Trial Attorney’s Role In Settlement Insufficient To Warrant Reversal Of Jury Verdict

Sometimes the settlement of litigation itself becomes the subject of its own litigation. When that happens, the parties face a risk that if they choose to be represented in the second case by the same counsel who negotiated the settlement of the first case, the other side may claim that such counsel is a fact witness and should be disqualified.

However, in Fonten Corp. v. Ocean Spray Cranberries, Inc., 469 F.3d 18 (1st Cir. Nov. 17, 2006), the district court denied a motion to disqualify and the attorney was permitted to participate in the trial, and the appellate court affirmed.

The First Circuit concluded that the mere fact that the attorney participated was not sufficiently prejudicial to justify ordering a new trial. Rather, the actual conduct had to be evaluated, and here it did not involve implying that any witness’ version of events was inaccurate based on the attorney’s inside knowledge.

11.04.2006

Award Of Costs That Exceeded Authorized Categories Reversed

Under U.S. Supreme Court precedent, absent specific statutory authorization for recovery of additional expenses, district courts are limited in taking costs against the losing party in federal litigation by Fed.R.Civ.P. 54(d) and 28 U.S.C. § 1920. Crawford Fitting Co. v. J.T. Gibbons, Inc., 482 U.S. 437, 445 (1987).

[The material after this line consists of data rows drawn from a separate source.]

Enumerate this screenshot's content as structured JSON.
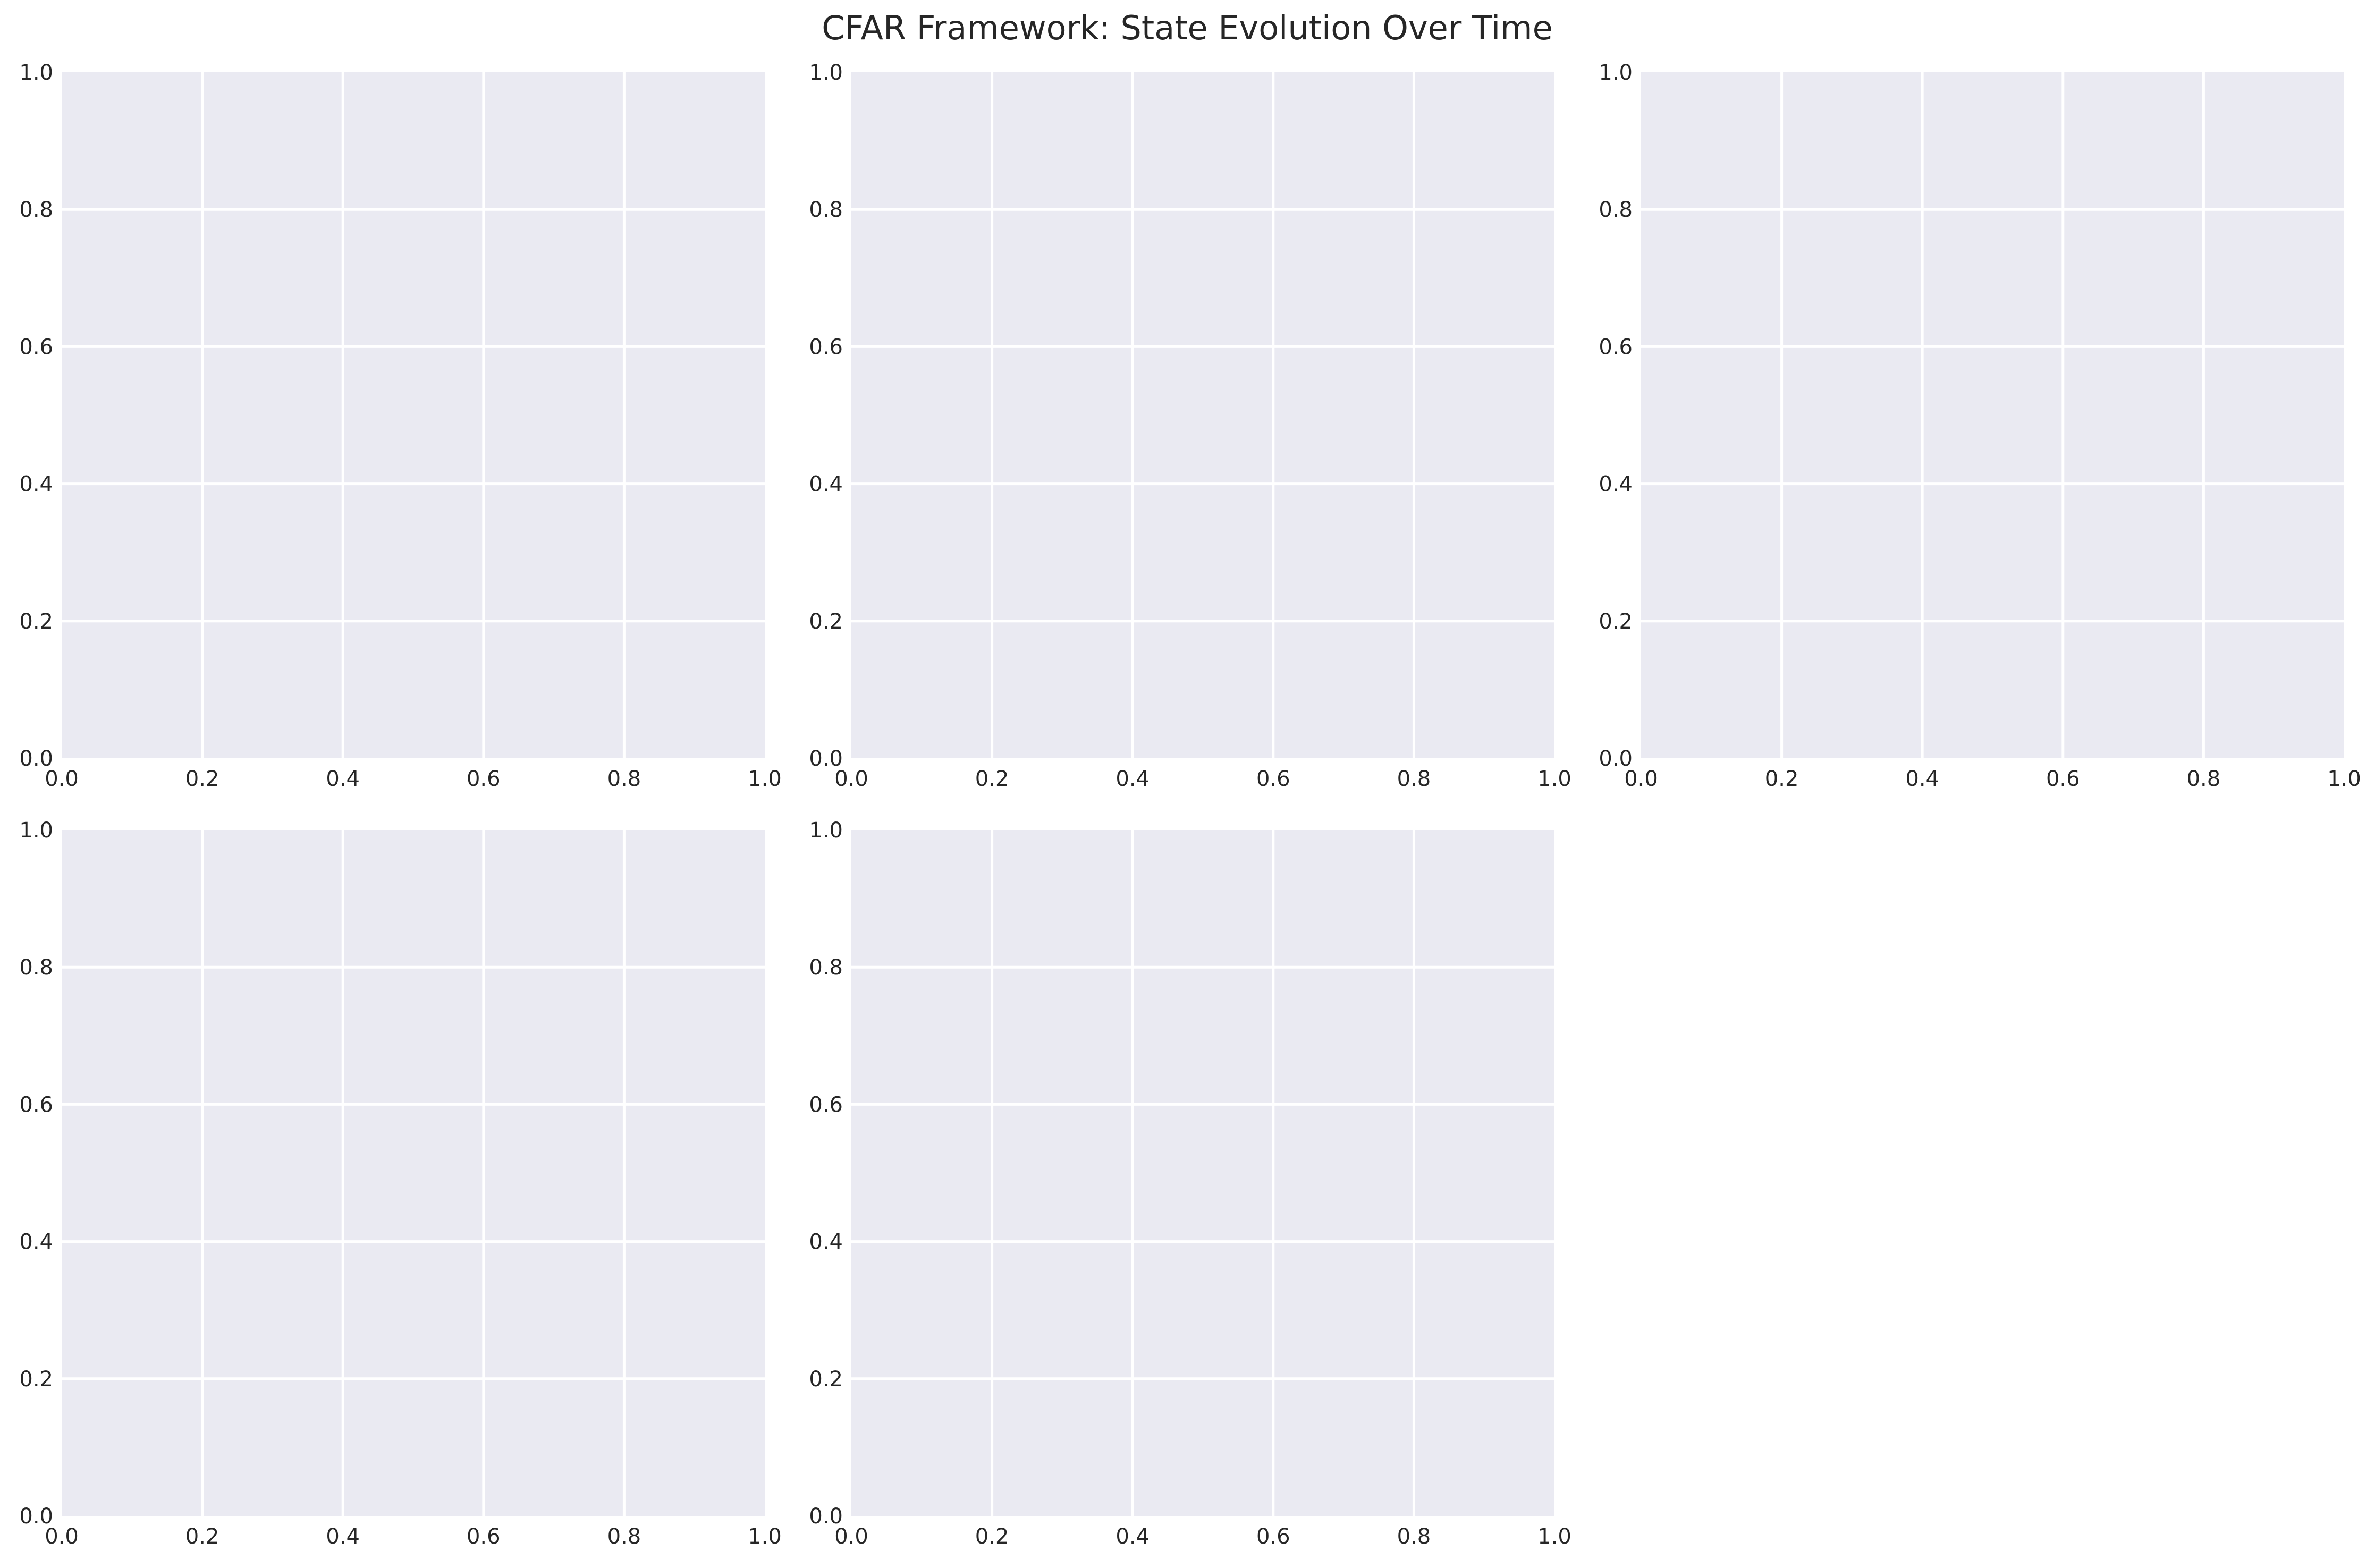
{
  "chart_data": {
    "title": "CFAR Framework: State Evolution Over Time",
    "type": "line",
    "colors": {
      "plot_background": "#eaeaf2",
      "grid": "#ffffff",
      "text": "#262626"
    },
    "grid": true,
    "subplots": [
      {
        "id": "subplot-1",
        "xlim": [
          0,
          1
        ],
        "ylim": [
          0,
          1
        ],
        "x_ticks": [
          "0.0",
          "0.2",
          "0.4",
          "0.6",
          "0.8",
          "1.0"
        ],
        "y_ticks": [
          "0.0",
          "0.2",
          "0.4",
          "0.6",
          "0.8",
          "1.0"
        ],
        "series": []
      },
      {
        "id": "subplot-2",
        "xlim": [
          0,
          1
        ],
        "ylim": [
          0,
          1
        ],
        "x_ticks": [
          "0.0",
          "0.2",
          "0.4",
          "0.6",
          "0.8",
          "1.0"
        ],
        "y_ticks": [
          "0.0",
          "0.2",
          "0.4",
          "0.6",
          "0.8",
          "1.0"
        ],
        "series": []
      },
      {
        "id": "subplot-3",
        "xlim": [
          0,
          1
        ],
        "ylim": [
          0,
          1
        ],
        "x_ticks": [
          "0.0",
          "0.2",
          "0.4",
          "0.6",
          "0.8",
          "1.0"
        ],
        "y_ticks": [
          "0.0",
          "0.2",
          "0.4",
          "0.6",
          "0.8",
          "1.0"
        ],
        "series": []
      },
      {
        "id": "subplot-4",
        "xlim": [
          0,
          1
        ],
        "ylim": [
          0,
          1
        ],
        "x_ticks": [
          "0.0",
          "0.2",
          "0.4",
          "0.6",
          "0.8",
          "1.0"
        ],
        "y_ticks": [
          "0.0",
          "0.2",
          "0.4",
          "0.6",
          "0.8",
          "1.0"
        ],
        "series": []
      },
      {
        "id": "subplot-5",
        "xlim": [
          0,
          1
        ],
        "ylim": [
          0,
          1
        ],
        "x_ticks": [
          "0.0",
          "0.2",
          "0.4",
          "0.6",
          "0.8",
          "1.0"
        ],
        "y_ticks": [
          "0.0",
          "0.2",
          "0.4",
          "0.6",
          "0.8",
          "1.0"
        ],
        "series": []
      }
    ]
  }
}
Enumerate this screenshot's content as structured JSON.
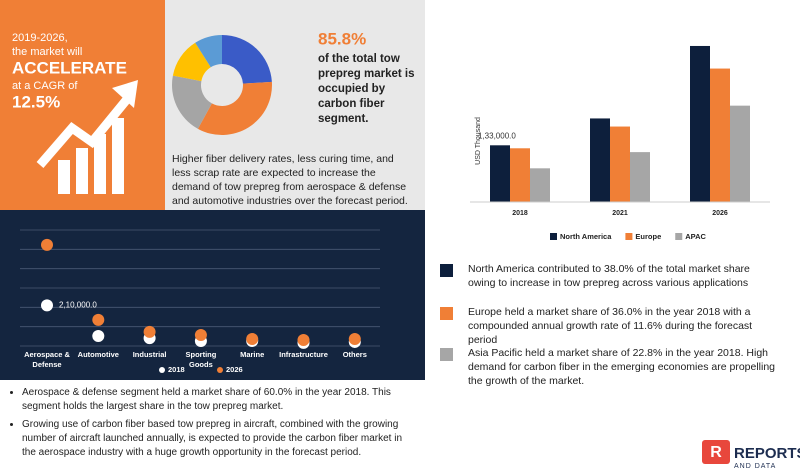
{
  "banner": {
    "lines": [
      "2019-2026,",
      "the market will",
      "ACCELERATE",
      "at a CAGR of",
      "12.5%"
    ]
  },
  "highlight": {
    "figure": "85.8%",
    "text": "of the total tow prepreg market is occupied by carbon fiber segment."
  },
  "paragraph": "Higher fiber delivery rates, less curing time, and less scrap rate are expected to increase the demand of tow prepreg from aerospace & defense and automotive industries over the forecast period.",
  "chart_data": [
    {
      "type": "pie",
      "values": [
        24,
        34,
        20,
        13,
        9
      ],
      "colors": [
        "#3a5bc7",
        "#f07f36",
        "#a5a5a5",
        "#ffc000",
        "#5b9bd5"
      ]
    },
    {
      "type": "bar",
      "ylabel": "USD Thousand",
      "categories": [
        "2018",
        "2021",
        "2026"
      ],
      "series": [
        {
          "name": "North America",
          "color": "#0d1f3c",
          "values": [
            133000,
            196000,
            366000
          ],
          "value_labels": [
            "1,33,000.0",
            null,
            null
          ]
        },
        {
          "name": "Europe",
          "color": "#f07f36",
          "values": [
            126000,
            177000,
            313000
          ]
        },
        {
          "name": "APAC",
          "color": "#a6a6a6",
          "values": [
            79000,
            117000,
            226000
          ]
        }
      ],
      "ylim": [
        0,
        380000
      ]
    },
    {
      "type": "dot",
      "categories": [
        "Aerospace & Defense",
        "Automotive",
        "Industrial",
        "Sporting Goods",
        "Marine",
        "Infrastructure",
        "Others"
      ],
      "series": [
        {
          "name": "2018",
          "color": "#ffffff",
          "values": [
            210000,
            52000,
            41000,
            26000,
            26000,
            16000,
            21000
          ],
          "value_labels": [
            "2,10,000.0",
            null,
            null,
            null,
            null,
            null,
            null
          ]
        },
        {
          "name": "2026",
          "color": "#f07f36",
          "values": [
            523000,
            135000,
            73000,
            57000,
            36000,
            31000,
            36000
          ]
        }
      ],
      "ylim": [
        0,
        600000
      ],
      "yticks": [
        0,
        100000,
        200000,
        300000,
        400000,
        500000,
        600000
      ],
      "grid": true
    }
  ],
  "notes": [
    {
      "color": "#0d1f3c",
      "text": "North America contributed to 38.0% of the total market share owing to increase in tow prepreg across various applications"
    },
    {
      "color": "#f07f36",
      "text": "Europe held a market share of 36.0% in the year 2018 with a compounded annual growth rate of 11.6% during the forecast period"
    },
    {
      "color": "#a6a6a6",
      "text": "Asia Pacific held a market share of 22.8% in the year 2018. High demand for carbon fiber in the emerging economies are propelling the growth of the market."
    }
  ],
  "bullets": [
    "Aerospace & defense segment held a market share of 60.0% in the year 2018. This segment holds the largest share in the tow prepreg market.",
    "Growing use of carbon fiber based tow prepreg in aircraft, combined with the growing number of aircraft launched annually, is expected to provide the carbon fiber market in the aerospace industry with a huge growth opportunity in the forecast period."
  ],
  "logo": {
    "mark": "R",
    "name": "REPORTS",
    "sub": "AND DATA"
  }
}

The Eleventh Circuit recently applied that principle in Corwin v. Walt Disney Co., 468 F.3d 1329 (11th Cir. Nov. 2, 2006), to disallow $120,000 of a total award of $171,000, despite the losing party’s failure to timely object to the cost award. The court specifically found that there was no authority to award costs for (a) expert witness fees beyond the statu­tory $40 per diem; (b) travel expenses for attorney travel; (c) mediation expenses; (d) various discovery expenses; and (e) paralegal services.

[Note: This opinion was vacated and superseded at 475 F.3d 1239.]